The new whipping boy for the superior sort who needs someone to despise once negroes went out of style was the smoker. Smokers at this point are so pussy-whipped and convinced they are bad people that the mob turned on the gays. The gays fought back pretty effectively, so now the new victims to bash are immigrants/illegal immigrants or muslims. The smokers have been by far the most lucrative choice as victim.

Tue Oct 24, 11:31:14 PM EDT  
 SB Gypsy blogged...

The smokers have been by far the most lucrative choice as victim.

You certainly got that right!! They were trying just last year to raise the taxes on cigarettes AGAIN in CT. I had to write a letter to Gov Rell and tell her to back off! I have a co-worker who smokes, has tried to quit over and over, but has a very stressful life, taking care of first her twin sister who was dying of MS, then her best friend's husband who was dying of smoking. She barely makes enough to get by, and they wanted to raise the tax on her again, the fart-faces! I also think the idiots who are trying to outlaw smoking in public OUTSIDE are out of their freakin' minds. I'm just waiting for them to try to outlaw smoking in your own living room, if you have kids.

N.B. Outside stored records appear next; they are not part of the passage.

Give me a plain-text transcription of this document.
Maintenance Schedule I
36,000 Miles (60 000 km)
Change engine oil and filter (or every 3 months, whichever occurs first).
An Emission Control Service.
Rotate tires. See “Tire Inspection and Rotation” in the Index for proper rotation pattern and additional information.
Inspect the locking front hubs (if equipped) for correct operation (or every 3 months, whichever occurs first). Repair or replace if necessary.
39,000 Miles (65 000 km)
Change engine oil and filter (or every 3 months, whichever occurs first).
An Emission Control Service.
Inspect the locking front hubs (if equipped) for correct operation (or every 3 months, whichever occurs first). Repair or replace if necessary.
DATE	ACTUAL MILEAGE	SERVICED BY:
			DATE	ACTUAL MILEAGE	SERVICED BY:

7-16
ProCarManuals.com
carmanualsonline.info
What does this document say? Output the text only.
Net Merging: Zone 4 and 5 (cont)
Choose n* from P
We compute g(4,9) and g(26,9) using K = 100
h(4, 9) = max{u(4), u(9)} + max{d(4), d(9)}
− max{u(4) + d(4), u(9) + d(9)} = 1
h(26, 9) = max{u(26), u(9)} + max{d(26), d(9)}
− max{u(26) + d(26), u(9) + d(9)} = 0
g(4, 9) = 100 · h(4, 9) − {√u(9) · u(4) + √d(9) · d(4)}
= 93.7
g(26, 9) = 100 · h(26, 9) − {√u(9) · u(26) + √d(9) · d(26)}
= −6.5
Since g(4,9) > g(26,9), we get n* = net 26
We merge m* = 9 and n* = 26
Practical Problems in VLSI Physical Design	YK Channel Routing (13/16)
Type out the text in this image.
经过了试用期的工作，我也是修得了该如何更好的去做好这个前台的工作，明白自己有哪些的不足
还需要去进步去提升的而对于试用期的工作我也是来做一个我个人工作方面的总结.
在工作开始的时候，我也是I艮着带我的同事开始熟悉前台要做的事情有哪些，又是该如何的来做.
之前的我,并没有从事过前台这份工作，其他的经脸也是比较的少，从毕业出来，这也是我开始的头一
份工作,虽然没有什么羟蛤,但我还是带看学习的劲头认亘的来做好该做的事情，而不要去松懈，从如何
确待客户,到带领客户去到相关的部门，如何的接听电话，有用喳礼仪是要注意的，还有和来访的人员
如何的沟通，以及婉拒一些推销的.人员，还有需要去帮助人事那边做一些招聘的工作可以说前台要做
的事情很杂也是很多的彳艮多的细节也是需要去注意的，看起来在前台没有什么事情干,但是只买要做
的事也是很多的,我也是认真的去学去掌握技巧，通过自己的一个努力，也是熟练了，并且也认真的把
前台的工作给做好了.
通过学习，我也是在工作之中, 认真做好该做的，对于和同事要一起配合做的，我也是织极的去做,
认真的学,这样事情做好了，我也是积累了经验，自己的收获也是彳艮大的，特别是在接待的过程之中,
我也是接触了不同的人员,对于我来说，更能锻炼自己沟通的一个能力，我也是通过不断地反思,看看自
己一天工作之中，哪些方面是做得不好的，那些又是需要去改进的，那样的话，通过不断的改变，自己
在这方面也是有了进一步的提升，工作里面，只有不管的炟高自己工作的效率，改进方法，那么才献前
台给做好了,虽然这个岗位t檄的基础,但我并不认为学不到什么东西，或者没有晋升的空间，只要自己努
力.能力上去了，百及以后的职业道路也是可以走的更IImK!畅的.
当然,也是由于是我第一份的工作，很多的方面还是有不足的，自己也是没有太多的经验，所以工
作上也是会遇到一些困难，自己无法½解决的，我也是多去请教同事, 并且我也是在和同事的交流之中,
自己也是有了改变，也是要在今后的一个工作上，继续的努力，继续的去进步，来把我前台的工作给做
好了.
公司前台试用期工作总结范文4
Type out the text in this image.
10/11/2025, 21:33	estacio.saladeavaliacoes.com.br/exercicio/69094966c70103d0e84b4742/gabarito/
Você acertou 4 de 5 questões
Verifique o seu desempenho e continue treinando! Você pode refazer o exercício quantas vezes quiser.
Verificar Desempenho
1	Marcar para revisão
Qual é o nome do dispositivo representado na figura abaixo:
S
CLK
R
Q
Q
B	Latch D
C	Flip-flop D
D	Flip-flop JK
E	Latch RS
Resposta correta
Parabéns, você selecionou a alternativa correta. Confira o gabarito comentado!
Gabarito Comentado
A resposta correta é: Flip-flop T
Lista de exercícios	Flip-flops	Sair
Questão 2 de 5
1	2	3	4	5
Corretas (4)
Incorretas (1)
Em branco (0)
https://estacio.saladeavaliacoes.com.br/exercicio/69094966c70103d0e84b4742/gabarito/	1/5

But, I've lived thru two different states' moving to ban butts in public places, and the same arguments were made and the same arguments were proven to be bogus. I think if a restaurant has a completely separate and good ventilation system, they should be able to have a smoking room, but who should be forced to work in there, and what would the liability be??

I've also wondered how they got those stats on second hand smoke deaths, but the same numbers keep coming up and are accepted. If they were wrong, surely after 10 years they would have been discredited by the rich companies that make butts... no?

Fri Oct 27, 12:52:10 PM EDT  
 Wild Clover blogged...

Oh, the big tobacco companies have done studies-do they get much airtime? No, because they are immediately discredited as being biased. Nevermind that the other studies are equally biased as being commissioned by agencies who have a vested interest in gaining some of the tobacco profits for themselves-be it idiot smokers winning lawsuits "because they didn't know it was bad for them"(tobacco has been known as harmful and rather nasty for almost as long as it has been used...read Sherlock Holmes stories and it is mentioned there. Common sense says that if smoke inhallation in a burning building is bad for your lungs, then purposely inhaling smoke is bad for your lungs. Agggh.)Or be it polititions who see an opportunity to raise taxes without political backlash, either through things like the "tobacco settlement" giving their states money to do stuff with, or by directly raising the per-pack price. I've seen mention of studies that were in direct contradiction to the evils of second-hand smoke, as well as those that called it worse than ist hand smoke. Problems I've seen are that either the studies are small-too small-or in the large ones there is no way to sort out the myriad environmental and genetic variables...Like my father outlaw whose emphesema is caused by living in NYC and a genetic predisposition, not smoking. Hell, my dad smoked for years, his chest x-rays a couple years later showed no signs he'd ever smoked, yet now he has lung problems due to asbestosis(at least that is the assumption-a firm diagnosis would have involved examining each cell of his pleura under a microscope). I cannot see any way to do a truly controlled experiment to prove the numbers one way or another unless you purposely blow smoke at a group of homogeneous folks in a confined, controlled environment. And the thought of doing possibly deadly experiments on prisoners or military personell is to me Un-American(though it has been done). Maybe buy some poor kids to experiment on and help drop the poverty rate to study the effect on kids?